Es muss meist etwas sein, das nicht schon anderswo abgebildet ist. Ich meine damit nicht gleich epochale Würfe, die Ende oder Anfang einer Ära einleiten. Zum Beispiel: Elektro Guzzi waren damals die einzige Band weit und breit, die von sich behaupten konnte, Techno mit herkömmlichen Instrumenten zu spielen. Auch KUF machen etwas, das als Beschreibung merkwürdig klingt, beim Hören aber total Sinn macht: Eine Band mit Vocals, die alles live spielt, außer die Vocals. Das sind dann Schnipsel, die deren Keyboarder Tom Schneider live mit dem Sampler in den Ring wirft. Habe ich anderswo noch nicht gehört, und wie das klingt, überzeugt uns sehr. Das wäre ein typisches Macro-Signing.
In Sachen Shows hast du an speziellen Orten wie dem Honen-in Temple in Kyoto und dem LACMA Museum in Los Angeles performt. Was reizt dich an solchen einzigartigen Locations und wie beeinflussen sie deine Performance?

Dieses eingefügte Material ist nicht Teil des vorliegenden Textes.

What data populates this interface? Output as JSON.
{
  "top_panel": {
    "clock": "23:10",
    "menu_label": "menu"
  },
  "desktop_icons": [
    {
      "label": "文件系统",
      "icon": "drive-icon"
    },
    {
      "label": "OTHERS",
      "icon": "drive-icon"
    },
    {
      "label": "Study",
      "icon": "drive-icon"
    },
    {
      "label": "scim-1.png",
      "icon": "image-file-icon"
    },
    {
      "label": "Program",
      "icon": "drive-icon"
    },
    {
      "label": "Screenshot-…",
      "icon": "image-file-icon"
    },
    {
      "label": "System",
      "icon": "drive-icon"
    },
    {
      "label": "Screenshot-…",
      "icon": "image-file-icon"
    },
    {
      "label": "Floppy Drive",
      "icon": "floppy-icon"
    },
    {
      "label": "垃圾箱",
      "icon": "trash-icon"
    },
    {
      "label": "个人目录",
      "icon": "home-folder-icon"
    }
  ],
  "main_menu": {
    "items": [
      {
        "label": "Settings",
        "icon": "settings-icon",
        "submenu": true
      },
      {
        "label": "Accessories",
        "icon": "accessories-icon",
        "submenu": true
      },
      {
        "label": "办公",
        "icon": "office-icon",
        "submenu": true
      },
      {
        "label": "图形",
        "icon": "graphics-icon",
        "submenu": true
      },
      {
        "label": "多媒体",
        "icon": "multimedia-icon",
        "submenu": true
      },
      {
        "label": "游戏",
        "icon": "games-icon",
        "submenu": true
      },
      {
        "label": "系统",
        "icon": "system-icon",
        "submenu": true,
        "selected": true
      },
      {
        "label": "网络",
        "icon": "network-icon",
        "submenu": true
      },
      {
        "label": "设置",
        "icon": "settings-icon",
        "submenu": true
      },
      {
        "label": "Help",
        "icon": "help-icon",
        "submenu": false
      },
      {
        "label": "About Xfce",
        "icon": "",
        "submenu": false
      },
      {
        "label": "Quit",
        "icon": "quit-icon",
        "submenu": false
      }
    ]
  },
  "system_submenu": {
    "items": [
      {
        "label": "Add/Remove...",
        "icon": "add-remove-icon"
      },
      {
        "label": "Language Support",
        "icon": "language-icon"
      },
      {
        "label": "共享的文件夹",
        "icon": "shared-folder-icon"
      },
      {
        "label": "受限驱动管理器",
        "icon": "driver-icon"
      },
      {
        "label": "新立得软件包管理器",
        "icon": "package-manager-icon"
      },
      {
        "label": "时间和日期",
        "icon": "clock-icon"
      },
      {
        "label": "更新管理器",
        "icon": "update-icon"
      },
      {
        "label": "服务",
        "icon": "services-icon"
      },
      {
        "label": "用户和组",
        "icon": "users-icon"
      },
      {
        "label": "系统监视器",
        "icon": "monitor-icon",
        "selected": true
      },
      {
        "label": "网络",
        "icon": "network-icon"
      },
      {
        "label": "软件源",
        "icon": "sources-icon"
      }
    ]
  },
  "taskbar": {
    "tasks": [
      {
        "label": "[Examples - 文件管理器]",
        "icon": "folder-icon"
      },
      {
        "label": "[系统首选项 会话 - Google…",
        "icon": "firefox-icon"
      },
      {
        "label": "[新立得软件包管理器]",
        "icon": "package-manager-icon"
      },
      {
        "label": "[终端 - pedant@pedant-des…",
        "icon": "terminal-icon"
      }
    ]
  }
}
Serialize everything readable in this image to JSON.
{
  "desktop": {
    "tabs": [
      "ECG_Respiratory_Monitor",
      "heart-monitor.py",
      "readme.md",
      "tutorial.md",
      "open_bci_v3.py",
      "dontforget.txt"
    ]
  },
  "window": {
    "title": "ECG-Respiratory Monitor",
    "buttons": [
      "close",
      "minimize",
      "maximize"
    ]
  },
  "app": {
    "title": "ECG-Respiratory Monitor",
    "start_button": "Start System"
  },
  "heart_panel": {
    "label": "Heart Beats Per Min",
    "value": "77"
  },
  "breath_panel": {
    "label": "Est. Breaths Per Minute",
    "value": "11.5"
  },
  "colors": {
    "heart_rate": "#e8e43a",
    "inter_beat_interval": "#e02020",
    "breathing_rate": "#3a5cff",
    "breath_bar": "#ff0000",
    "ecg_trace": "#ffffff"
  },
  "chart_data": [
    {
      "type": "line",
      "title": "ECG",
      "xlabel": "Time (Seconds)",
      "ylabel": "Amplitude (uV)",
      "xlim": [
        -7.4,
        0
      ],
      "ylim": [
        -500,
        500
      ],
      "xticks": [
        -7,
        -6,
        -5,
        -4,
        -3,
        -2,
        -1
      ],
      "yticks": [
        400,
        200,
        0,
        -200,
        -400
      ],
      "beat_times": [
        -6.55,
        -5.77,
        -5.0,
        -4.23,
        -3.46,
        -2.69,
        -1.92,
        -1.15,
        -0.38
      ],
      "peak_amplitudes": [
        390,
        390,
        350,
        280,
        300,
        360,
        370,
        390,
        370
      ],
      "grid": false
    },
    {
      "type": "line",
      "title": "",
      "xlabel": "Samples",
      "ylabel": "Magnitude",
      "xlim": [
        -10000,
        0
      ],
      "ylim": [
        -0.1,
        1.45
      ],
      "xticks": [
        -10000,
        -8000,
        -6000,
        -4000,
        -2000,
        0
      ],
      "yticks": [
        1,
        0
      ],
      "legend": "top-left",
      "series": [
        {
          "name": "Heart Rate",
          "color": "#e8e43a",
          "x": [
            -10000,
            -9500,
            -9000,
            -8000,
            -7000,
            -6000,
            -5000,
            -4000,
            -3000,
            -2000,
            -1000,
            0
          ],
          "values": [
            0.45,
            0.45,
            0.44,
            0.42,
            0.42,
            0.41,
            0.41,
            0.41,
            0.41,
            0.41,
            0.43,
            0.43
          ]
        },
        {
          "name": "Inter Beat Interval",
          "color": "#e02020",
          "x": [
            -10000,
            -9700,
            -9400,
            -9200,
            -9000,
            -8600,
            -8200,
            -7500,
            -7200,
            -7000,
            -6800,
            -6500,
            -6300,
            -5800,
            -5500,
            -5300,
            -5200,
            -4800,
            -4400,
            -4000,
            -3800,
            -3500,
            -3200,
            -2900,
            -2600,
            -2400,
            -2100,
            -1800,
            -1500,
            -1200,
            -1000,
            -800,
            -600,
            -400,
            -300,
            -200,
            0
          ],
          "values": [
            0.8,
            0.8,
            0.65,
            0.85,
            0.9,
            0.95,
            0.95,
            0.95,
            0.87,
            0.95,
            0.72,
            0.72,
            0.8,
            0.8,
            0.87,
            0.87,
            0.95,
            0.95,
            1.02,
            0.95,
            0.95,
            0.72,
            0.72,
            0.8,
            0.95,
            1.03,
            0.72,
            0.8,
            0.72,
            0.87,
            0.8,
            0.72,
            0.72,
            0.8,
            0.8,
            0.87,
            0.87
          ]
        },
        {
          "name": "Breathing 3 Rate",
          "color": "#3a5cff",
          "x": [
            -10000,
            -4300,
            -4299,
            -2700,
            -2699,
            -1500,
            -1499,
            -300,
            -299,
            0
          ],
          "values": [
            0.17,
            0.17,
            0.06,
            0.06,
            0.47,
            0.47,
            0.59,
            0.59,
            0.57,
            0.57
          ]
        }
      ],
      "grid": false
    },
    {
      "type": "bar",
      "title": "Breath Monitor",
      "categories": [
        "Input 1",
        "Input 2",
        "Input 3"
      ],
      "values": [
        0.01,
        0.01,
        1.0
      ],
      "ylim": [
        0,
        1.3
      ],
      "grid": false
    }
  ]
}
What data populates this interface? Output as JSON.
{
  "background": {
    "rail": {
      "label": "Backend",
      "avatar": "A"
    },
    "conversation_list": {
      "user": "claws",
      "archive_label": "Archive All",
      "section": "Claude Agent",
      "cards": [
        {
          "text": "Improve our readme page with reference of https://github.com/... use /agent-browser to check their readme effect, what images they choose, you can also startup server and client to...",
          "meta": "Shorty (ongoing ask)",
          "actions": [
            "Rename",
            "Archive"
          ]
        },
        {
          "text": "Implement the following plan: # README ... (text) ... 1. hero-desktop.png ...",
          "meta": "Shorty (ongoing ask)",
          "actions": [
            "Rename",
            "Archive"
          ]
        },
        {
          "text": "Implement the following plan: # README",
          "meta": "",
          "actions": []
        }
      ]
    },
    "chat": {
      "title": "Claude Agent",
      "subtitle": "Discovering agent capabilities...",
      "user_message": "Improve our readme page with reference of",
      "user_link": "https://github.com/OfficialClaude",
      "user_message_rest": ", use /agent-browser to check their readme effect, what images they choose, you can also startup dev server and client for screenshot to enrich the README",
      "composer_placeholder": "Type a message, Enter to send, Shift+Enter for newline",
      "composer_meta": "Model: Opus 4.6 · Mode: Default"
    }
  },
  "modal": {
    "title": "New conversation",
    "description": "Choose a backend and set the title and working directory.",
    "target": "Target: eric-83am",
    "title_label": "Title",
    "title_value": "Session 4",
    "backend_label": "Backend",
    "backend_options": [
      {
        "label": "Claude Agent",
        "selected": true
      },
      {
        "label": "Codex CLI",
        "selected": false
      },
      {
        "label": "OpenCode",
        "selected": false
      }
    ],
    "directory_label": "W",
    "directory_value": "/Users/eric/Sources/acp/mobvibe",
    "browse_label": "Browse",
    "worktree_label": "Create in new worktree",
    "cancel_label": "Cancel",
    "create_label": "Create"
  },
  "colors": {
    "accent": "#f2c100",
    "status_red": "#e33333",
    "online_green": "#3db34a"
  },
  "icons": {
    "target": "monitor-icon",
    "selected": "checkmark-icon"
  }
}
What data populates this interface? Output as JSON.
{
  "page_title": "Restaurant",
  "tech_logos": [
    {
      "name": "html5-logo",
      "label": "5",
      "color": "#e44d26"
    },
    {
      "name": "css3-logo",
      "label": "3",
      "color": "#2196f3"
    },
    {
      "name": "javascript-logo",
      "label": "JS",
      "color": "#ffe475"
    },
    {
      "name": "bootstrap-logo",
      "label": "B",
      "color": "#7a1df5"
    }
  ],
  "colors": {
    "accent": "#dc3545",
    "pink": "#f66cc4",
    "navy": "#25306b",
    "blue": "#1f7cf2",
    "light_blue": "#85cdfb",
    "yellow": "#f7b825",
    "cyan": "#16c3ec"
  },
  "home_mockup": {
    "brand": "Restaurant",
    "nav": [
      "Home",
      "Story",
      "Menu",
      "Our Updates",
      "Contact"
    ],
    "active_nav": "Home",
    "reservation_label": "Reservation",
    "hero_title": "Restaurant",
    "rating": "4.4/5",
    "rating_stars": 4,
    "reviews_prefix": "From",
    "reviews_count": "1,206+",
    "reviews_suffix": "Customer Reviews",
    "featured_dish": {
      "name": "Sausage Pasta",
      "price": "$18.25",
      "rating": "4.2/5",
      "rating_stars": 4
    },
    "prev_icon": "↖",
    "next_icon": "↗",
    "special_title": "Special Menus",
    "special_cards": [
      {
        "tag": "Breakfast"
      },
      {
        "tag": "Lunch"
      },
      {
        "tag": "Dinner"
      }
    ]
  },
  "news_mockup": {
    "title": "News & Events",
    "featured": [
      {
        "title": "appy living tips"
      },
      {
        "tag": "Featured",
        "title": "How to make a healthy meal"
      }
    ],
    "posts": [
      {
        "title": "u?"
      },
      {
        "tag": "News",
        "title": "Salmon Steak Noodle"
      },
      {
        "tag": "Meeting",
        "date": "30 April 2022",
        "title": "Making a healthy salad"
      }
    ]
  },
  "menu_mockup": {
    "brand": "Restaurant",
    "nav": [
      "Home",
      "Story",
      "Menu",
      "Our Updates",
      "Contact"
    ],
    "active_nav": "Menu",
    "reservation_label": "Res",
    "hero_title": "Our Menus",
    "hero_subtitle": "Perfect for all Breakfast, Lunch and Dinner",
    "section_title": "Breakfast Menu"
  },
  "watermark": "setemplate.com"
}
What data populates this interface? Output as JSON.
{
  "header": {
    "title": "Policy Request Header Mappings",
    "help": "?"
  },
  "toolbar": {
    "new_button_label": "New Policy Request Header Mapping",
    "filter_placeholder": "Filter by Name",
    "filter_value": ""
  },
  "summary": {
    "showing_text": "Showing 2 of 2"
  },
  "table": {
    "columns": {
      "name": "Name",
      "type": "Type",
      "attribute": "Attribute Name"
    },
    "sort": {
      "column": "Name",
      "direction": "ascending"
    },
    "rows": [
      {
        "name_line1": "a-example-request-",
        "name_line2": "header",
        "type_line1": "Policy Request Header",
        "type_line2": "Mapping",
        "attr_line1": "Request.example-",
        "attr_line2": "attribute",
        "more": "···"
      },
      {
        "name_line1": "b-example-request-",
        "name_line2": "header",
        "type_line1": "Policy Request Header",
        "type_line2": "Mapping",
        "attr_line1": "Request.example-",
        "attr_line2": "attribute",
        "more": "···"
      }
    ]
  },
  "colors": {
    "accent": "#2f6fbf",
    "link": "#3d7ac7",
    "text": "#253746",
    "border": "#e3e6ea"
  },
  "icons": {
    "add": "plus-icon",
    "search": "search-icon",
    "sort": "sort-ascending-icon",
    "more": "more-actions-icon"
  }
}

Für Musik reisen, war für mich immer etwas ganz Besonderes. Ich bin in kommunistischen Ländern aufgewachsen und dachte als Kind, dass ich das meiste auf der Welt nie zu Gesicht bekommen würde. Entsprechend war ich später sehr begeisterungsfähig, wenn sich die Gelegenheit bot, zum Auflegen etwa auf die Philippinen zu fliegen. Wenn ich die Wahl habe zwischen einer Party am Ufer des Sees Atitlán und einem Club in Hamburg oder Frankfurt, muss ich nicht lange nachdenken, was ich machen will. Die zwei, drei Tage, die man dann meist hat, sind oft viel zu wenig, und was da Abhilfe geschaffen hat, waren die Künstlerresidenzen. Ich hatte über die Jahre mehrfach das Glück, jeweils drei bis vier Monate in Kyoto, L.A., Rom und zuletzt in Istanbul zu sein. Ist man länger vor Ort, trifft man Menschen und es kommen Gelegenheiten auf, die ein Agenturkontakt aus Berlin so nicht hergibt. Es schien dann auch hier und da die Möglichkeit auf, komplexe ortsspezifische Projekte zu entwickeln. Und das ist mittlerweile so ein Signature-Format von mir, was ich gerne für Kunstfestivals und Institutionen mache.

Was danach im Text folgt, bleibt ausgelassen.